Surtout, iel a pu réaliser son projet Anatomia Da Diaspora : un court film tourné dans 6 pays d’Amérique, d’Europe et d’Afrique, avec des récits d’artistes noirs originaires du monde entier (Brésil, Cuba, Maroc, France, Gabon, Portugal, Allemagne, Botswana, Côte d’Ivoire, Etats-Unis).
Ce film concentre sa narration sur l’histoire la plus entendue par Janice sur les tresses et les locks. Durant la période coloniale, ils étaient utilisés pour cacher des graines, comme stratégie de survie pour conserver de la nourriture en cas de besoins futurs.
Pour le futur
Janice Mascarenhas souhaite travailler de plus en plus dans le marché de l’art. Iel s’est installé récemment à Paris, où iel a réalisé sa première exposition solo en France à la Maison des Initiatives Etudiant.e.s à Paris, du 16 au 28 février 2023.

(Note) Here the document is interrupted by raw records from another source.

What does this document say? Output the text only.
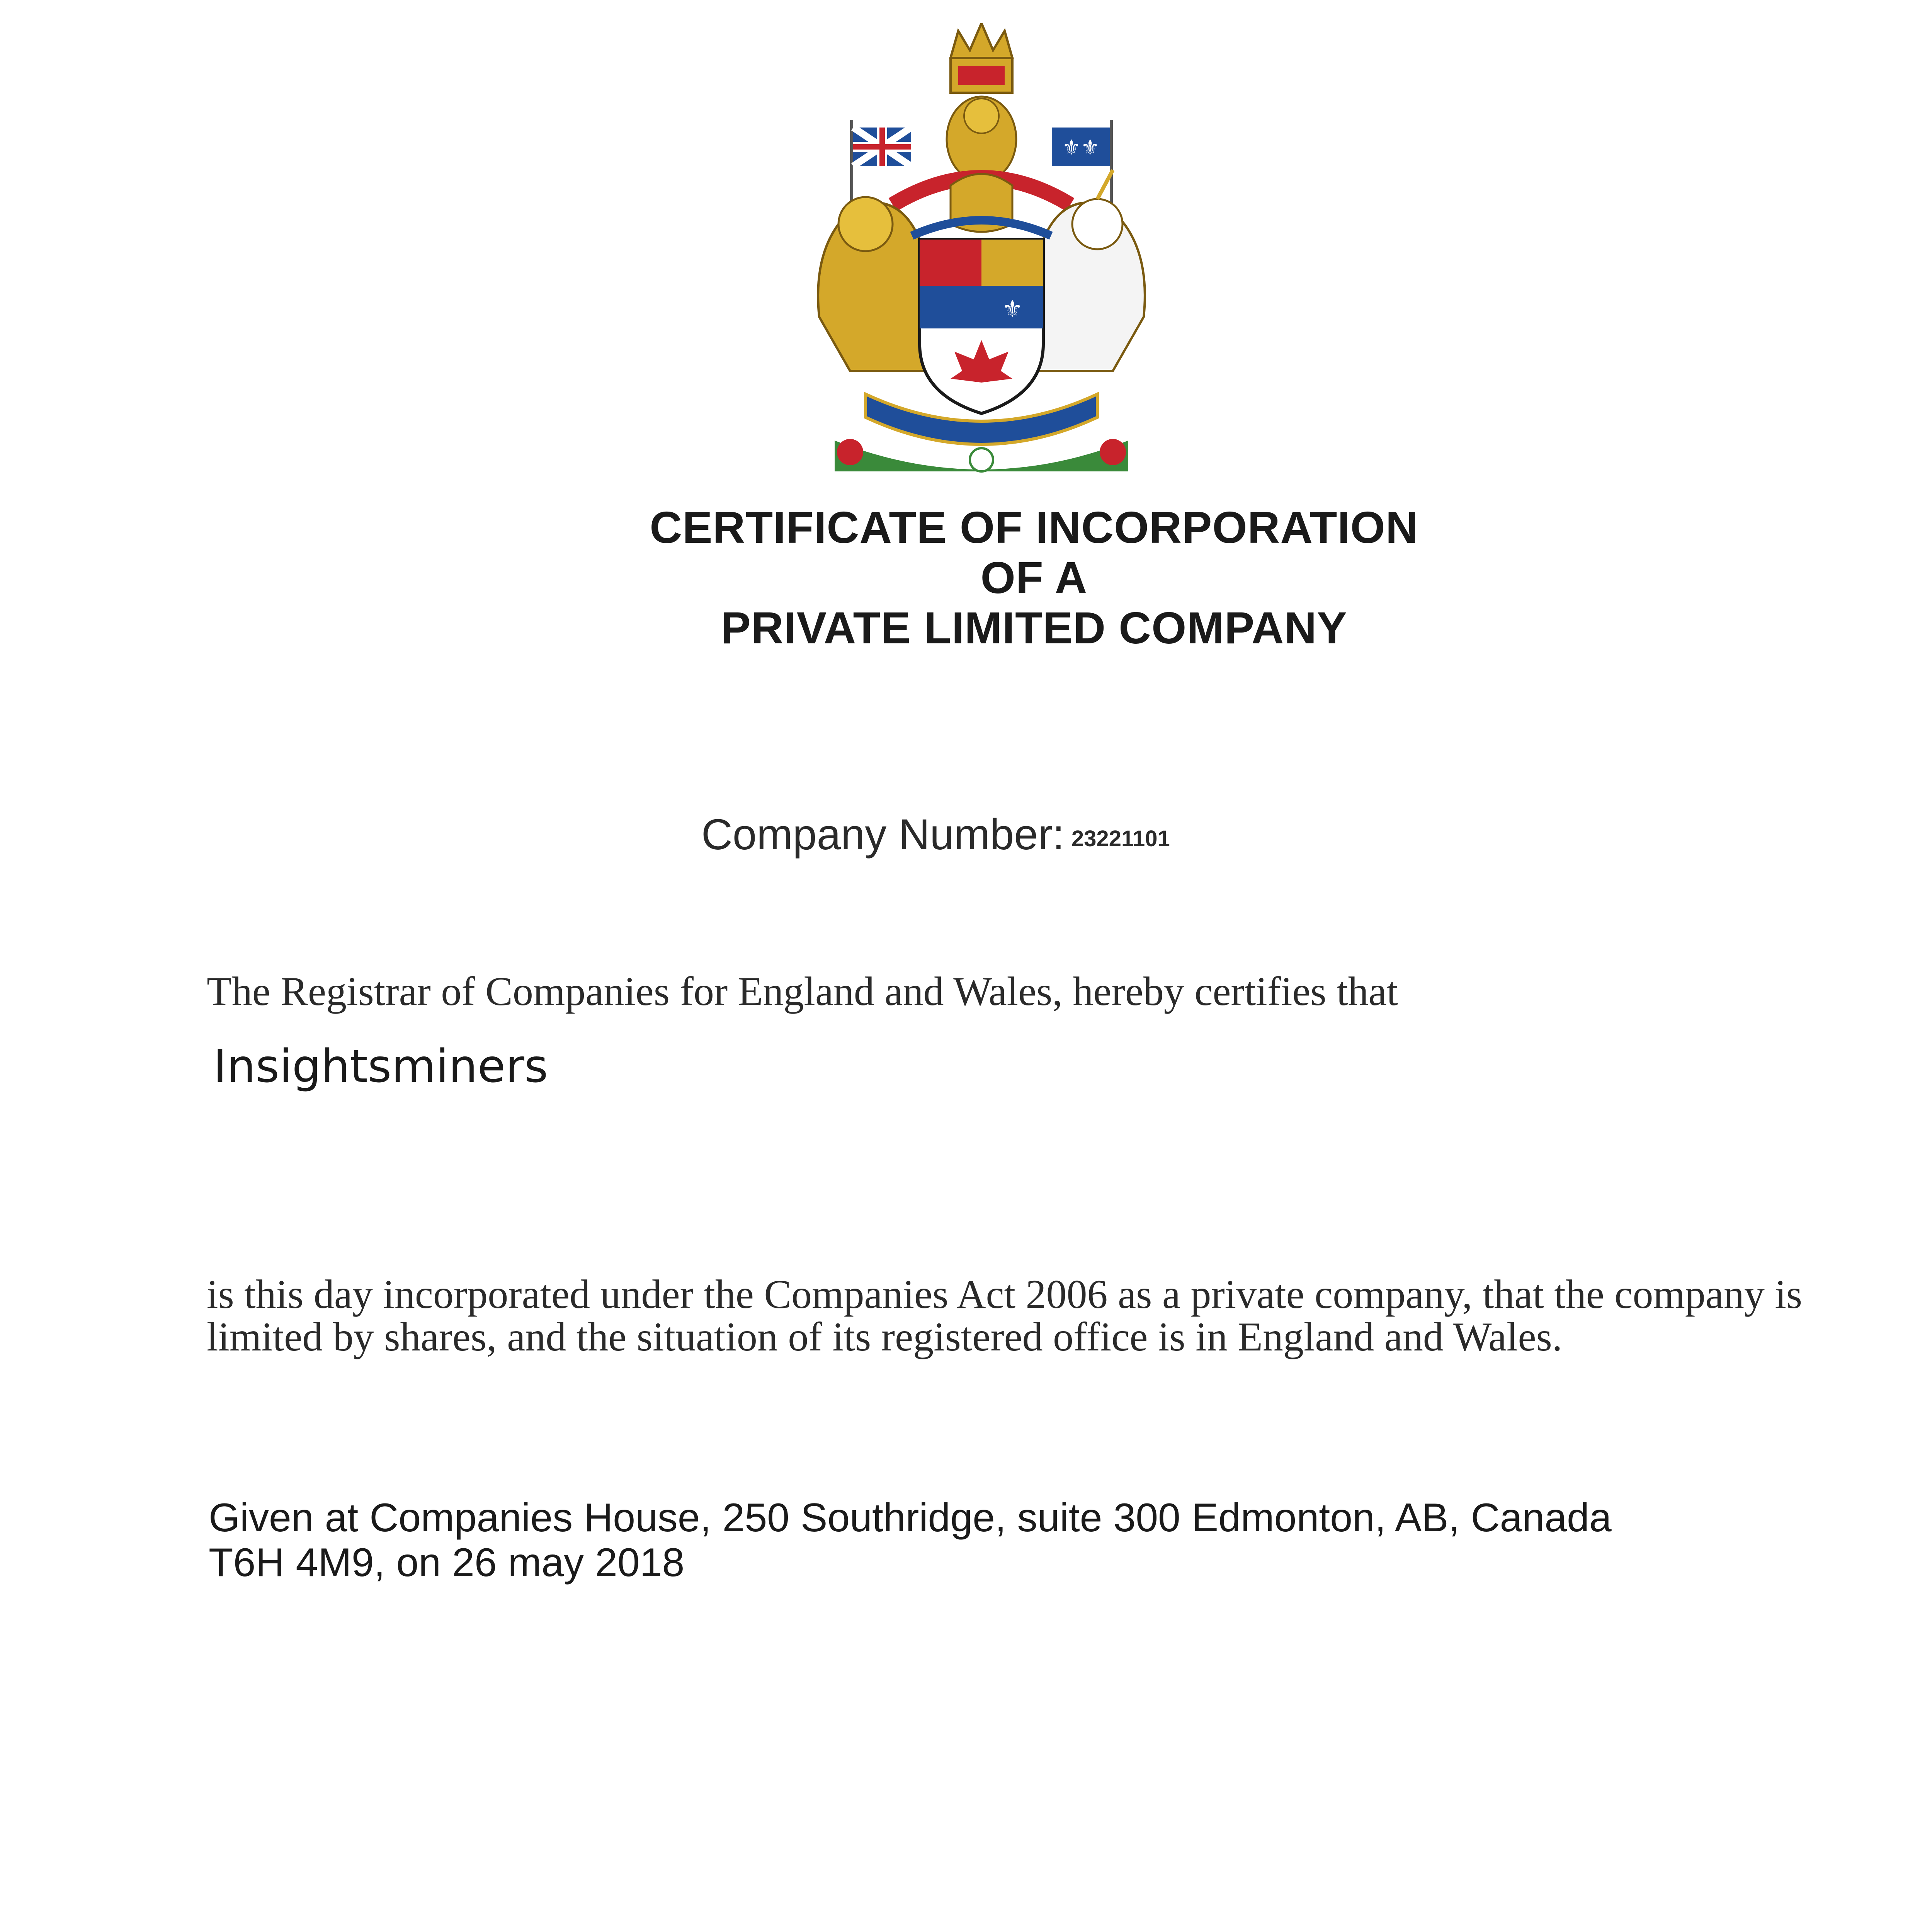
⚜⚜
⚜
CERTIFICATE OF INCORPORATION
OF A
PRIVATE LIMITED COMPANY
Company Number: 23221101
The Registrar of Companies for England and Wales, hereby certifies that
Insightsminers
is this day incorporated under the Companies Act 2006 as a private company, that the company is limited by shares, and the situation of its registered office is in England and Wales.
Given at Companies House, 250 Southridge, suite 300 Edmonton, AB, Canada
T6H 4M9, on 26 may 2018
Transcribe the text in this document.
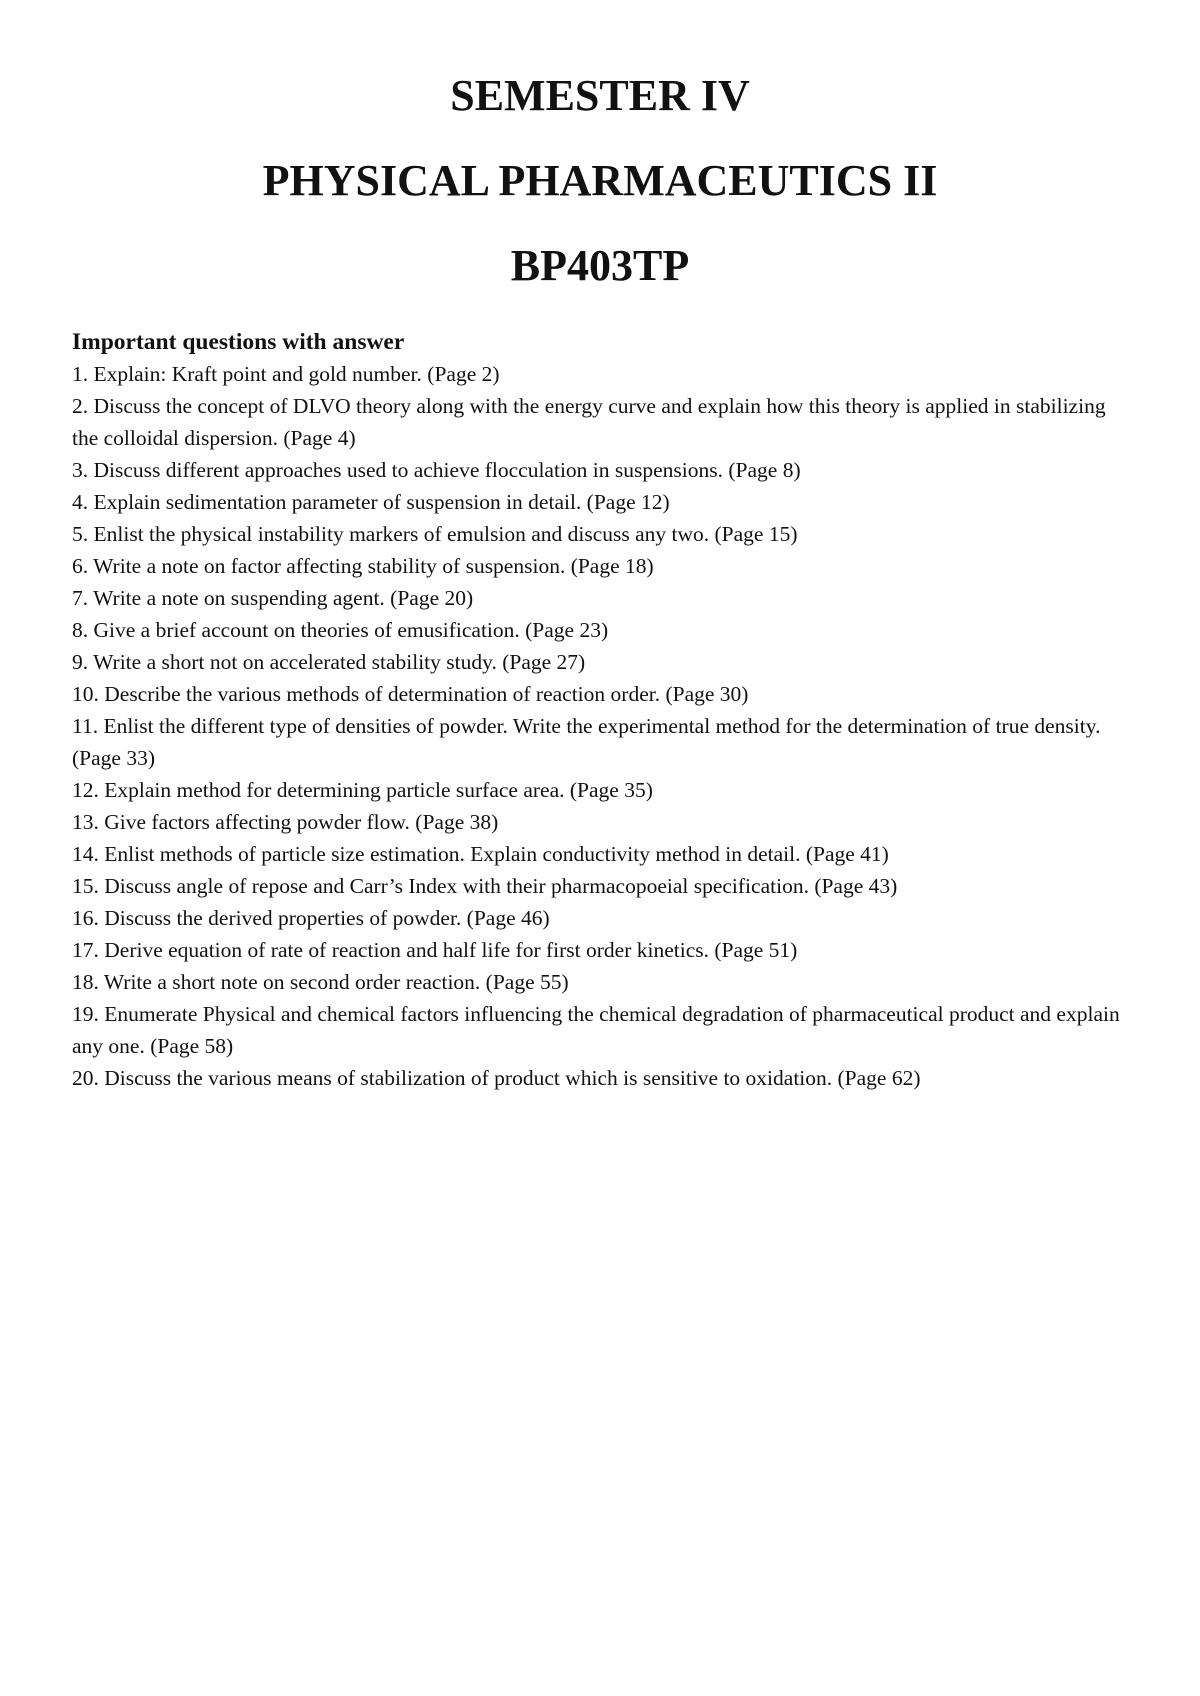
SEMESTER IV
PHYSICAL PHARMACEUTICS II
BP403TP
Important questions with answer
1. Explain: Kraft point and gold number. (Page 2)
2. Discuss the concept of DLVO theory along with the energy curve and explain how this theory is applied in stabilizing the colloidal dispersion. (Page 4)
3. Discuss different approaches used to achieve flocculation in suspensions. (Page 8)
4. Explain sedimentation parameter of suspension in detail. (Page 12)
5. Enlist the physical instability markers of emulsion and discuss any two. (Page 15)
6. Write a note on factor affecting stability of suspension. (Page 18)
7. Write a note on suspending agent. (Page 20)
8. Give a brief account on theories of emusification. (Page 23)
9. Write a short not on accelerated stability study. (Page 27)
10. Describe the various methods of determination of reaction order. (Page 30)
11. Enlist the different type of densities of powder. Write the experimental method for the determination of true density. (Page 33)
12. Explain method for determining particle surface area. (Page 35)
13. Give factors affecting powder flow. (Page 38)
14. Enlist methods of particle size estimation. Explain conductivity method in detail. (Page 41)
15. Discuss angle of repose and Carr’s Index with their pharmacopoeial specification. (Page 43)
16. Discuss the derived properties of powder. (Page 46)
17. Derive equation of rate of reaction and half life for first order kinetics. (Page 51)
18. Write a short note on second order reaction. (Page 55)
19. Enumerate Physical and chemical factors influencing the chemical degradation of pharmaceutical product and explain any one. (Page 58)
20. Discuss the various means of stabilization of product which is sensitive to oxidation. (Page 62)
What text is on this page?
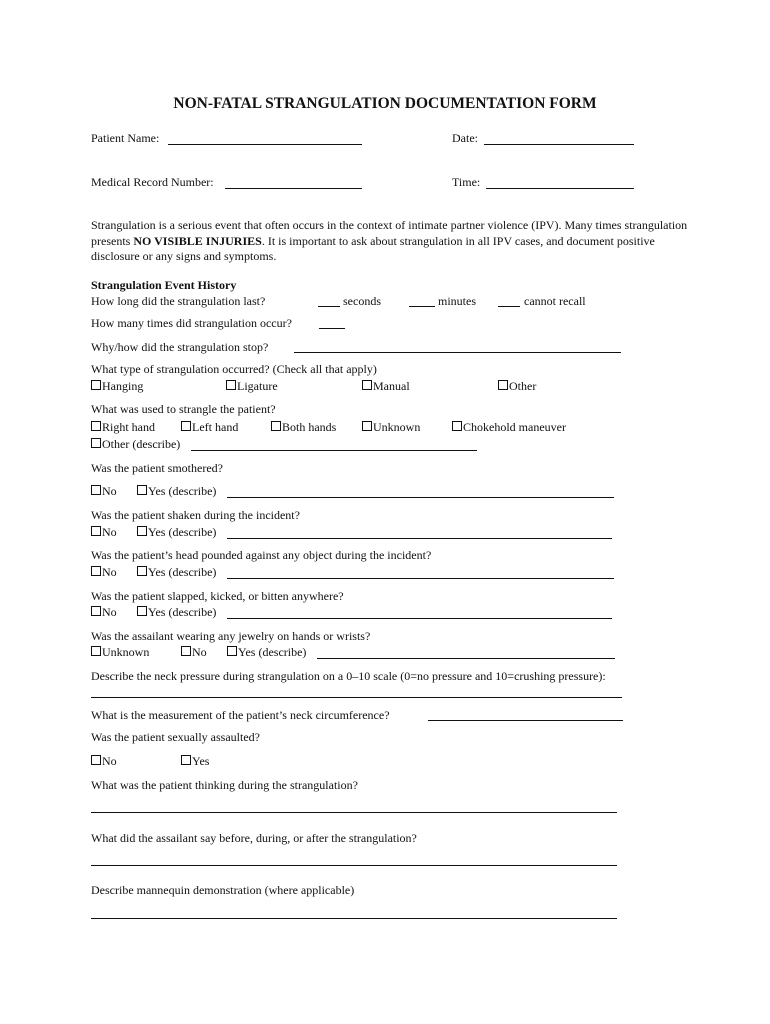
NON-FATAL STRANGULATION DOCUMENTATION FORM
Patient Name:	Date:
Medical Record Number:	Time:
Strangulation is a serious event that often occurs in the context of intimate partner violence (IPV). Many times strangulation presents NO VISIBLE INJURIES. It is important to ask about strangulation in all IPV cases, and document positive disclosure or any signs and symptoms.
Strangulation Event History
How long did the strangulation last?	seconds	minutes	cannot recall
How many times did strangulation occur?
Why/how did the strangulation stop?
What type of strangulation occurred? (Check all that apply)
Hanging	Ligature	Manual	Other
What was used to strangle the patient?
Right hand	Left hand	Both hands	Unknown	Chokehold maneuver
Other (describe)
Was the patient smothered?
No	Yes (describe)
Was the patient shaken during the incident?
No	Yes (describe)
Was the patient’s head pounded against any object during the incident?
No	Yes (describe)
Was the patient slapped, kicked, or bitten anywhere?
No	Yes (describe)
Was the assailant wearing any jewelry on hands or wrists?
Unknown	No	Yes (describe)
Describe the neck pressure during strangulation on a 0–10 scale (0=no pressure and 10=crushing pressure):
What is the measurement of the patient’s neck circumference?
Was the patient sexually assaulted?
No	Yes
What was the patient thinking during the strangulation?
What did the assailant say before, during, or after the strangulation?
Describe mannequin demonstration (where applicable)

A côté de cela, iel a de nombreux projets : en septembre, iel commencera sa première résidence artistique à Fabrica, en Italie, où iel restera jusqu’en février.
Etant en ce moment au Brésil, son pays d’origine, Janice a reçu de nombreuses opportunités et travaille sur l’identité visuelle d’un groupe de musique brésilien appelé « Jazz das Minas ».
La version brésilienne de Vogue a également fait appel à son art pour la couverture du magazine digital du mois prochain.
L’artiste travaille sur son premier solo show au Brésil qui aura lieu l’année prochaine, après sa résidence en Italie. Iel a aussi été invité.e par l’université de la ville où iel est né.e (Niteroi à Rio de Janeiro) afin de diffuser son film Anatomia Da Diaspora pendant un mois dans l’espace culturel de la ville.
Janice a toujours son atelier au Brésil et quand iel y retournera l’année prochaine, iel espère pouvoir y réaliser sa première vente. En effet, iel n’a jamais pu le faire pour des pièces physiques – seulement des ventes NFT.
Aujourd’hui, Janice Mascarenhas vise à donner de la visibilité aux esthétiques noires dans le monde et de le marché de l’art, à renforcer l’estime de soi des personnes noires, et améliorer la représentation de leur communauté dans l’art et les médias. Iel souhaite également que les artistes noir.e.s qui parlent de leur histoire puissent avoir l’opportunité de gagner de l’argent à partir de leur travail artistique.